On appeal, Stevenson argues that the evidence was improperly admitted because it was not proper opinion testimony and because it was inadmissible non-corroborative hearsay. Stevenson further argues that admission of the evidence of Robinson’s “speculation about [Stevenson’s] motive for taking a shower and the reason for the absence of the gun” was clearly prejudicial in that “[h]ad the trial court not admitted [Robinson’s] out-of-court statements, there is a reasonable possibility that the jury would have reached a different verdict.” We disagree.

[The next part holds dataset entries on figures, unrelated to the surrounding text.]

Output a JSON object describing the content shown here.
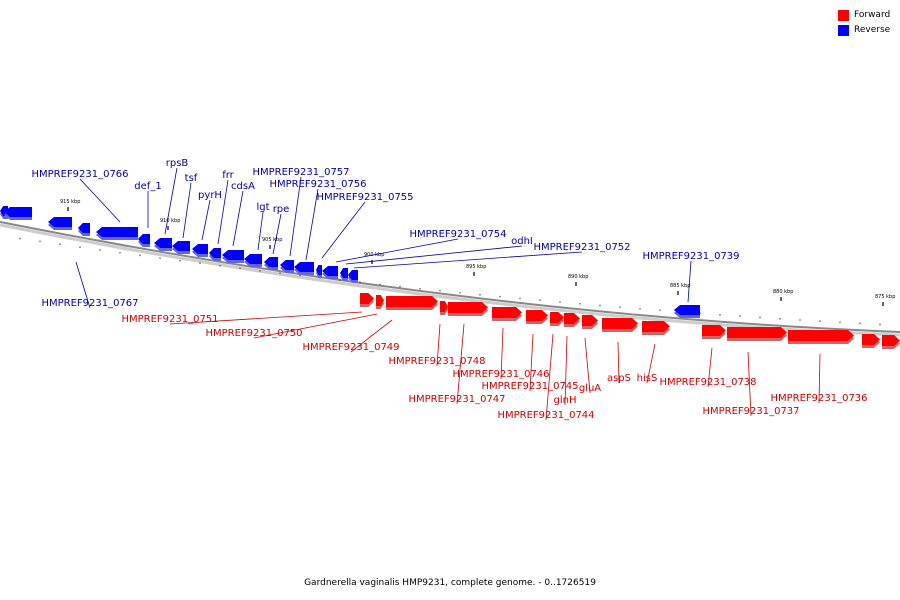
{
  "legend": {
    "items": [
      {
        "label": "Forward",
        "color": "#ff0000"
      },
      {
        "label": "Reverse",
        "color": "#0000ff"
      }
    ]
  },
  "caption": "Gardnerella vaginalis HMP9231, complete genome. - 0..1726519",
  "colors": {
    "forward": "#ff0000",
    "reverse": "#0000ff",
    "forward_label": "#cc0000",
    "reverse_label": "#0000aa",
    "backbone": "#888888"
  },
  "scale_labels": [
    "915 kbp",
    "910 kbp",
    "905 kbp",
    "900 kbp",
    "895 kbp",
    "890 kbp",
    "885 kbp",
    "880 kbp",
    "875 kbp"
  ],
  "reverse_genes": [
    "HMPREF9231_0766",
    "def_1",
    "rpsB",
    "tsf",
    "pyrH",
    "frr",
    "cdsA",
    "lgt",
    "rpe",
    "HMPREF9231_0757",
    "HMPREF9231_0756",
    "HMPREF9231_0755",
    "HMPREF9231_0754",
    "odhI",
    "HMPREF9231_0752",
    "HMPREF9231_0739",
    "HMPREF9231_0767"
  ],
  "forward_genes": [
    "HMPREF9231_0751",
    "HMPREF9231_0750",
    "HMPREF9231_0749",
    "HMPREF9231_0748",
    "HMPREF9231_0747",
    "HMPREF9231_0746",
    "HMPREF9231_0745",
    "HMPREF9231_0744",
    "glnH",
    "gluA",
    "aspS",
    "hisS",
    "HMPREF9231_0738",
    "HMPREF9231_0737",
    "HMPREF9231_0736"
  ]
}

Assuming arguendo that it was error for the trial court to admit Robinson’s statement, we conclude that Stevenson has failed to satisfy his burden in showing that he was prejudiced by the alleged error. See N.C. Gen. Stat. § 15A-1443(a) (2009) (“A defendant is prejudiced by errors relating to rights arising other than under the Constitution of the United States when there is a reasonable possibility that, had the error in question not been committed, a different result would have been reached at the trial out of which the appeal arises. The burden of showing such prejudice under this subsection is upon the defendant.”). As discussed supra, the evidence of Stevenson’s guilt was overwhelming. This is so despite the allegedly erroneous admission of Robinson’s statement that Stevenson’s shower and lack of possession of a gun were inconsistent with his normal routine. Based on the overwhelming evidence against Stevenson, we conclude there is no reasonable possibility that the jury would have reached a different result had Robinson’s statement been excluded. Accordingly, Stevenson’s argument is overruled.

We hold that Stevenson received a fair trial, free of prejudicial error.

NO PREJUDICIAL ERROR.

Judges HUNTER, ROBERT C., and ERVIN concur.